Despite the hype, companies are struggling to make these scans a regular thing. They’re expensive, not covered by insurance, and the results can be as clear as mud. On top of that, the scans may not be as helpful as intended, considering they’re mostly used by people who can fork over the cash and may not represent the average Joe’s health.
Right now, doctors and bigwig medical societies are giving the side-eye to these full-body scans. They’re seen as more of a dream than a reality in preventive medicine. As much as it could change the healthcare game, there’s a long road ahead to get these scans affordable, widely accepted, and easy to understand. For now, it’s best to keep your shirt on about full-body scans. They’ve got a lot to prove.
Japan leaning toward softer AI rules than EU -source
Japan’s eyeballing a chiller approach to AI rules compared to the tough stance by the European Union. Why? They’re counting on AI to rev up the economy and solidify their rep in advanced tech. They’re looking to draw up a game plan by year’s end that’s more in line with Uncle Sam than the EU’s hard-nosed regulations.
This might throw a wrench in the EU’s plans to make their rules the gold standard worldwide. They want companies to spill the beans about the copyrighted stuff they use to train AI systems to make things like text and images.

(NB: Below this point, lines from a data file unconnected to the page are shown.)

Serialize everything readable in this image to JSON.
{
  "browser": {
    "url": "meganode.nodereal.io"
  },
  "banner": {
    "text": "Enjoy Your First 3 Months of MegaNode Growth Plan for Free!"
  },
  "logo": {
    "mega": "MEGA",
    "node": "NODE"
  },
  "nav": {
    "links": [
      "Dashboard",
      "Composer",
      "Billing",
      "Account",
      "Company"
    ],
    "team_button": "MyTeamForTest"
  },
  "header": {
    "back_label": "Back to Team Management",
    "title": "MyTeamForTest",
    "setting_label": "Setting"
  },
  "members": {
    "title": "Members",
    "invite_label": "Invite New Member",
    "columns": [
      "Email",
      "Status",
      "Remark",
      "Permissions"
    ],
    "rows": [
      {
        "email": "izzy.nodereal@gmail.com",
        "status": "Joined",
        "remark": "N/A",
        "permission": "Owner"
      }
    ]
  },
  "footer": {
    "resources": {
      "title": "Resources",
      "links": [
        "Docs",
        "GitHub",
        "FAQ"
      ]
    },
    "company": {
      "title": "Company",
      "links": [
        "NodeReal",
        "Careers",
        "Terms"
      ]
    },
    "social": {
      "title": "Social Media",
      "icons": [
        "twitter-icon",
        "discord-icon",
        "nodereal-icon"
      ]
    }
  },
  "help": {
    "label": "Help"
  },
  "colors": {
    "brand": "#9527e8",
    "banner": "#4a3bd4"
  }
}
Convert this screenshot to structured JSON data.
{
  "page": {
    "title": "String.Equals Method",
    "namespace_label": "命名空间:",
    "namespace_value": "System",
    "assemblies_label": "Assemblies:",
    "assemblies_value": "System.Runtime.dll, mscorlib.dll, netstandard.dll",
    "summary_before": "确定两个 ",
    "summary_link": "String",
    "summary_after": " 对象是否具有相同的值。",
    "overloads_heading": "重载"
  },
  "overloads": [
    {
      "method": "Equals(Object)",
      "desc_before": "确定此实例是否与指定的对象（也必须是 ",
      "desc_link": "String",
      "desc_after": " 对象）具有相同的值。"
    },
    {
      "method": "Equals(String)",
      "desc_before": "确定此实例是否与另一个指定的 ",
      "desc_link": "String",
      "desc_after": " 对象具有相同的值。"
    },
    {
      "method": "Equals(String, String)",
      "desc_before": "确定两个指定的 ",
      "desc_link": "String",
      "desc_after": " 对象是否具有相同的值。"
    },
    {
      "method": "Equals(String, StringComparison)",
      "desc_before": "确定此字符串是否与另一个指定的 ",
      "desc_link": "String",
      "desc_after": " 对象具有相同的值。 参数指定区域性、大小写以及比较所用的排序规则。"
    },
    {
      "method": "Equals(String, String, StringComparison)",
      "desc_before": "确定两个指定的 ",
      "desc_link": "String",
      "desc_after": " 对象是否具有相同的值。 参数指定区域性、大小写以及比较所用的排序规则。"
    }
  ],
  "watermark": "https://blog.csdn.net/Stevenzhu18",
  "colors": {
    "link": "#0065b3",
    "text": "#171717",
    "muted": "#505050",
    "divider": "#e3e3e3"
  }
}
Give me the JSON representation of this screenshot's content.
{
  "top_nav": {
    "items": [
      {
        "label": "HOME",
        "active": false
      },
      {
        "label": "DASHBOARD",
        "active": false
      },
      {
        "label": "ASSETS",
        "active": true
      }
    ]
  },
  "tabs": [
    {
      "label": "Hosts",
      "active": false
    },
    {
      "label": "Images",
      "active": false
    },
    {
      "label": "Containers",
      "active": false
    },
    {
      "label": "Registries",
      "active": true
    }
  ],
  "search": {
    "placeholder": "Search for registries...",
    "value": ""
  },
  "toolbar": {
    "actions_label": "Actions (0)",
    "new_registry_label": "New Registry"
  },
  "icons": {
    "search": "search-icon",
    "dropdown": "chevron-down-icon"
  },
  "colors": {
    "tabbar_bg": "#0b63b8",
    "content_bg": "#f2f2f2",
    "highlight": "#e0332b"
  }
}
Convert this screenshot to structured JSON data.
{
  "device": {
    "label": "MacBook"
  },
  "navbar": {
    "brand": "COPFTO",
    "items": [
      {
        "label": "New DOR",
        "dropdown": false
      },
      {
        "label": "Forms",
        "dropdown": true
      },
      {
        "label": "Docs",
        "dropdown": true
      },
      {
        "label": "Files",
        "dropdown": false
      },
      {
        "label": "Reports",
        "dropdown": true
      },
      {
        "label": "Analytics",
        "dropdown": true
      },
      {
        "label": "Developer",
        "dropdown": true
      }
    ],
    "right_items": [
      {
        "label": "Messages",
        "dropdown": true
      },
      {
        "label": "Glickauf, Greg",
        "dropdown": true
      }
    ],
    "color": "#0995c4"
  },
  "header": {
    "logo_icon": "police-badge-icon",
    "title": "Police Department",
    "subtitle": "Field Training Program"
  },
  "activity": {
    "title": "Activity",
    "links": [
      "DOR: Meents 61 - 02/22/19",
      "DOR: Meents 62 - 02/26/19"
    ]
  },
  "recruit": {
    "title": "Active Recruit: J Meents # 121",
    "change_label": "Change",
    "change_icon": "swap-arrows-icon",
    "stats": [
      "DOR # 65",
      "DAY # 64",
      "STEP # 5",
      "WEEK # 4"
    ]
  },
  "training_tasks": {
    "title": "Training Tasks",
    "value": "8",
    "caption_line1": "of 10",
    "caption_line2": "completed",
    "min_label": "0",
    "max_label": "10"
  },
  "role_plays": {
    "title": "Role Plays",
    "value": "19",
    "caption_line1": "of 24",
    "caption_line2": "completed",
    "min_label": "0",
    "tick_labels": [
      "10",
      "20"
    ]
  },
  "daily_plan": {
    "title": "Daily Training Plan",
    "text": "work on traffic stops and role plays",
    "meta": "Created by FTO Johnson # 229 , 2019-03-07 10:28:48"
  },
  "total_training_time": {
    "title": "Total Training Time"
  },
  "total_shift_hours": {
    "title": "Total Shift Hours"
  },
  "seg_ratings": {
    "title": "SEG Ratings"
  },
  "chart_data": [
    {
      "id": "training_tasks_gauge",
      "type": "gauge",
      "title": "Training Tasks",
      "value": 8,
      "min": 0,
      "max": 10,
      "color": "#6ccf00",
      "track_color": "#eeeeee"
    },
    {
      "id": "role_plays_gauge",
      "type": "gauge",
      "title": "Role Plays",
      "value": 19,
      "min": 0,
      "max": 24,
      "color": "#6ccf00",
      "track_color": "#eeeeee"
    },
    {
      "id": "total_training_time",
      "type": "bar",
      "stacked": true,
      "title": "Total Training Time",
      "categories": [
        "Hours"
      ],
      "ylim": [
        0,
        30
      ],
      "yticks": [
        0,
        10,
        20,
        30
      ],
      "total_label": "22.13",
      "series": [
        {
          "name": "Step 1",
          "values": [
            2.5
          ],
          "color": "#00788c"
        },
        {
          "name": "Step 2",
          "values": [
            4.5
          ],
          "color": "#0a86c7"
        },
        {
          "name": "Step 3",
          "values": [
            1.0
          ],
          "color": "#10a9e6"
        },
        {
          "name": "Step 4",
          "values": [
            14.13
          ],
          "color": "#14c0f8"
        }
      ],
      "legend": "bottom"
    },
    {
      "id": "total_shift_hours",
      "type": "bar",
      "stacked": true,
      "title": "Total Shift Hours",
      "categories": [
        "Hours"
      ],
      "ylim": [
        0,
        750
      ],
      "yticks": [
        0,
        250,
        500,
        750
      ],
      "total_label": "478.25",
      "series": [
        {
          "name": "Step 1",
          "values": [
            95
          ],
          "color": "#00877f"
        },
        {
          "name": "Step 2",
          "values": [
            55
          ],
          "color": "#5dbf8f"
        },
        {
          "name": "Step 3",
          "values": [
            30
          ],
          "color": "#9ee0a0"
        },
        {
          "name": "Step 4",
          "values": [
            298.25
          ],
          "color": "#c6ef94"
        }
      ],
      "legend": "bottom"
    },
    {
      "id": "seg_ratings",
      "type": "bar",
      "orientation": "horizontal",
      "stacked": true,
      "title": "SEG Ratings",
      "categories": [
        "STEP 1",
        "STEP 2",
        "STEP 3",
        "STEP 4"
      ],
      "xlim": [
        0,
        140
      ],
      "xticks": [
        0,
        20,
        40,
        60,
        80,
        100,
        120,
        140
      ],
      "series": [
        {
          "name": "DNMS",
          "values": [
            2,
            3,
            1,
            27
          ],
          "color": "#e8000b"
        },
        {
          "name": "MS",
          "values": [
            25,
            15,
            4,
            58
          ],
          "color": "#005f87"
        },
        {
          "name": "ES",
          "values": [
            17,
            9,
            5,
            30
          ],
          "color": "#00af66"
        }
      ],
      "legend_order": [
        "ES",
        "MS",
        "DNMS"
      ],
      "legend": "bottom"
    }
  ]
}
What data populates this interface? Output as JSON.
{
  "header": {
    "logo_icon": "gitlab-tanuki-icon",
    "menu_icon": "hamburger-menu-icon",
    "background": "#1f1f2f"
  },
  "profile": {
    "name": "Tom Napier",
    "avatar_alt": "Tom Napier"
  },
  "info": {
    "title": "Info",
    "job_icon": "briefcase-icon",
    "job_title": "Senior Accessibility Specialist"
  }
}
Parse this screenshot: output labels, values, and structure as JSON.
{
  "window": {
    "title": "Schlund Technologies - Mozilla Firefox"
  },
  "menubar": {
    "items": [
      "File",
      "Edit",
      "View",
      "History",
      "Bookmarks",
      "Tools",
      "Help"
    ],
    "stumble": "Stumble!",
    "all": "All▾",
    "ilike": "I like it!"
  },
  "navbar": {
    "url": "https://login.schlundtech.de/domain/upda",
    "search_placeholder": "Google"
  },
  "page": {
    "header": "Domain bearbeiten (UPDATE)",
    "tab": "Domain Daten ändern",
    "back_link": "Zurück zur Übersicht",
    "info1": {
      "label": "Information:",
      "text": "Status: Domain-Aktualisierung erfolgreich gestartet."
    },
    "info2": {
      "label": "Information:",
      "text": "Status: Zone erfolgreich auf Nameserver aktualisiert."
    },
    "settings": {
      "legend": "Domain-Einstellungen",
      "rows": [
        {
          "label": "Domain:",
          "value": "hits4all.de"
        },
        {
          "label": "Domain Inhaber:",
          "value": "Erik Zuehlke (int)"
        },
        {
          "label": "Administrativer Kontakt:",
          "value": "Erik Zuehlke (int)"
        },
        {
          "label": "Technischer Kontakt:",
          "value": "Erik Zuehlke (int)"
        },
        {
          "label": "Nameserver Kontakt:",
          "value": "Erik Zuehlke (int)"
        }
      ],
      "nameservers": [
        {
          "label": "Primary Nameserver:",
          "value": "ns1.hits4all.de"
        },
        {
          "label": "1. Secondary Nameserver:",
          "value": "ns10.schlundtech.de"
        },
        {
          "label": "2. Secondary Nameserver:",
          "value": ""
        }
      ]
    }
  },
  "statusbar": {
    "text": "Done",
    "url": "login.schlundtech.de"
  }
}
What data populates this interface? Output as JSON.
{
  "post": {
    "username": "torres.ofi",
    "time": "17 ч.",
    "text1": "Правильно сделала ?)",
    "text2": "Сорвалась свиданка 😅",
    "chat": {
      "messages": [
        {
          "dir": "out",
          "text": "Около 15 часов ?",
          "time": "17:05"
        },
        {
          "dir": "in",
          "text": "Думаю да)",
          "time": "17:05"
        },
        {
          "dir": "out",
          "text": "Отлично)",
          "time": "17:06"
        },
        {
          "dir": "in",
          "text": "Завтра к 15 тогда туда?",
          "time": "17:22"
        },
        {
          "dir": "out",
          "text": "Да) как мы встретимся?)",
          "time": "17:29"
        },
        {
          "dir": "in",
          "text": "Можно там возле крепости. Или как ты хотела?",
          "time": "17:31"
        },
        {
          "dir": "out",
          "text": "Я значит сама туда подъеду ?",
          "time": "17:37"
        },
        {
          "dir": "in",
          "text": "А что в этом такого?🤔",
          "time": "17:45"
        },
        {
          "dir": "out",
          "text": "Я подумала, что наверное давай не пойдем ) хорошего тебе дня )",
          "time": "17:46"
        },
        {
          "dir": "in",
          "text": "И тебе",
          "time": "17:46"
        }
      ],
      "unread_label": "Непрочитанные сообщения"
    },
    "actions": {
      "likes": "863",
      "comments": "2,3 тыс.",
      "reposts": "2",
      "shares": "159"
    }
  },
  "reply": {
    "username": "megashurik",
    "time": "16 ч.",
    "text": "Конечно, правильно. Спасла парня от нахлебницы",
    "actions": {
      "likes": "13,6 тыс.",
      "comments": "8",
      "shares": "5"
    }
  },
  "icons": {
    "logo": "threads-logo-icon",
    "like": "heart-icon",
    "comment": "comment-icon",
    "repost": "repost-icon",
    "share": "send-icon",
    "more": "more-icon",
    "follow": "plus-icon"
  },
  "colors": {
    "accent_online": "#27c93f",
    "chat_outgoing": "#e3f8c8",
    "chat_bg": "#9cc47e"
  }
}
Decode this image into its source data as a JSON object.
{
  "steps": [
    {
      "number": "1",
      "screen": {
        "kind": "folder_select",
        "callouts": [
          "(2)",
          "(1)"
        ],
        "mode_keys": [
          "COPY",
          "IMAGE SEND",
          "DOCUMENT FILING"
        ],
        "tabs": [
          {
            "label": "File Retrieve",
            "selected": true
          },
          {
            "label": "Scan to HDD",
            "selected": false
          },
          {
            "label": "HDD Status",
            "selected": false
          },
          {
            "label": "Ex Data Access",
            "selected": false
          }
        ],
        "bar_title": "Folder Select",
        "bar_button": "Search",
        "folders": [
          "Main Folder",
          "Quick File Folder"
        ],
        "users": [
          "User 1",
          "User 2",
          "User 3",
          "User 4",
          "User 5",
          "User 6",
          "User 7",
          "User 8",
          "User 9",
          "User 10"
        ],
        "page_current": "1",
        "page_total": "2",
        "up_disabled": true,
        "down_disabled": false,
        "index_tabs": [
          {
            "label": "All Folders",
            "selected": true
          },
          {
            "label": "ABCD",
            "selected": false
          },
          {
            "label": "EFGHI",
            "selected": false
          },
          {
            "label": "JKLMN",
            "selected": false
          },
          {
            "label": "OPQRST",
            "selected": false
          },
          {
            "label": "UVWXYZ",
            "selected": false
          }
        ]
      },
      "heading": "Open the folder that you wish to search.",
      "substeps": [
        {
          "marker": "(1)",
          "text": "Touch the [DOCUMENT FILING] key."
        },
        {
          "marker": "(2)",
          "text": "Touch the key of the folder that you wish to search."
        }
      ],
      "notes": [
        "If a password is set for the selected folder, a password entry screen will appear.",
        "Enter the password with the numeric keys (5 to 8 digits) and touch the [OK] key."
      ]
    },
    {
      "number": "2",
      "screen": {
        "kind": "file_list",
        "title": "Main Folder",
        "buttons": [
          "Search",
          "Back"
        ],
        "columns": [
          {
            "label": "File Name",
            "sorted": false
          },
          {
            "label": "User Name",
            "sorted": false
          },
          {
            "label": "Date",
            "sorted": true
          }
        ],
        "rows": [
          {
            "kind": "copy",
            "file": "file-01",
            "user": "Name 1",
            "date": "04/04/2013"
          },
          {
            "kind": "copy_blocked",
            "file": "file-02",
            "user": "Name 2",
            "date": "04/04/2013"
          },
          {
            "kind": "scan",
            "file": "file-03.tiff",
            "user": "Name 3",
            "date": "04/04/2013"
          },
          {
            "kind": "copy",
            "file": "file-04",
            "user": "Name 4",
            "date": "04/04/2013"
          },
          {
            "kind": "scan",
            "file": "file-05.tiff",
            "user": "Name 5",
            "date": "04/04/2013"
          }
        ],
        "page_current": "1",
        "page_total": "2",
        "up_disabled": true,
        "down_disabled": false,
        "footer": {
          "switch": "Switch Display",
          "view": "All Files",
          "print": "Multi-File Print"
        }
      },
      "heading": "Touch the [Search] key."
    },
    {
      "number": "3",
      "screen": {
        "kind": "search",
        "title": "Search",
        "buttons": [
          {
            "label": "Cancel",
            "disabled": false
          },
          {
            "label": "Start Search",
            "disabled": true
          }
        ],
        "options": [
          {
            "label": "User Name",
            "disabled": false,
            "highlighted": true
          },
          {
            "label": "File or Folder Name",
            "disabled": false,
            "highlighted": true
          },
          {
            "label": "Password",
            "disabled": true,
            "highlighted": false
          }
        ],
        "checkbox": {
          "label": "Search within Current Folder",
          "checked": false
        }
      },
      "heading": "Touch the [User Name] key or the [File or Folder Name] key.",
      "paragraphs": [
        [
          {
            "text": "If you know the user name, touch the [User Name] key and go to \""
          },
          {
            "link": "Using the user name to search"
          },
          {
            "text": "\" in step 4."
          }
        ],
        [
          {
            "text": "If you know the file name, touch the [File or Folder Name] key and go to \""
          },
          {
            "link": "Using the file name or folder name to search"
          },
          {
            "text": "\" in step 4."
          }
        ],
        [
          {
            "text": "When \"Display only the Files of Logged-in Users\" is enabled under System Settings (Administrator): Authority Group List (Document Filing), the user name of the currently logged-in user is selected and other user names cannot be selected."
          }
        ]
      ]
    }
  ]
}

EU bigwig Thierry Breton is in Tokyo to plug the EU’s way of doing things and work on chip collaboration. The Japanese official didn’t spill on how their rules will differ from the EU’s.
Prof. Yutaka Matsuo thinks the EU’s rules are too tight and says it’s pretty much impossible to lay out what copyrighted stuff is used in deep learning.
Japan’s hoping AI can help tackle their shrinking population and labor shortage. It might also drive up demand for advanced chips that a government-backed venture, Rapidus, is aiming to produce. The goal? Get Japan back on top in the tech world.
New York employers to start telling applicants when they encounter AI
New York City’s pushing the envelope, making employers tell folks when they’re using artificial intelligence (AI) to decide who gets the job. This is thanks to a law that started being enforced on July 5th. It’s the first law specifically about AI in hiring, but other places are likely to jump on the bandwagon.
This law is all about fairness. It says if a company uses AI to pick who to hire, they gotta tell candidates about it. Plus, they need to check every year to make sure the AI isn’t giving anyone the short end of the stick. This means they have to hire a third-party to do a “bias audit” of their software.
The goal here is to keep an eye on these AI tools. They might save companies time, but they’ve been called out for unfairly favoring some types of people over others.
But if you’re looking for a job and don’t like the idea of AI sizing you up, there’s not much you can do. The law says you can ask for an “alternative selection process,” but the company doesn’t have to agree.
If companies don’t play by these new rules, they’ll get hit with fines. The first one’s $500, and it goes up to $1,500 if they keep messing up.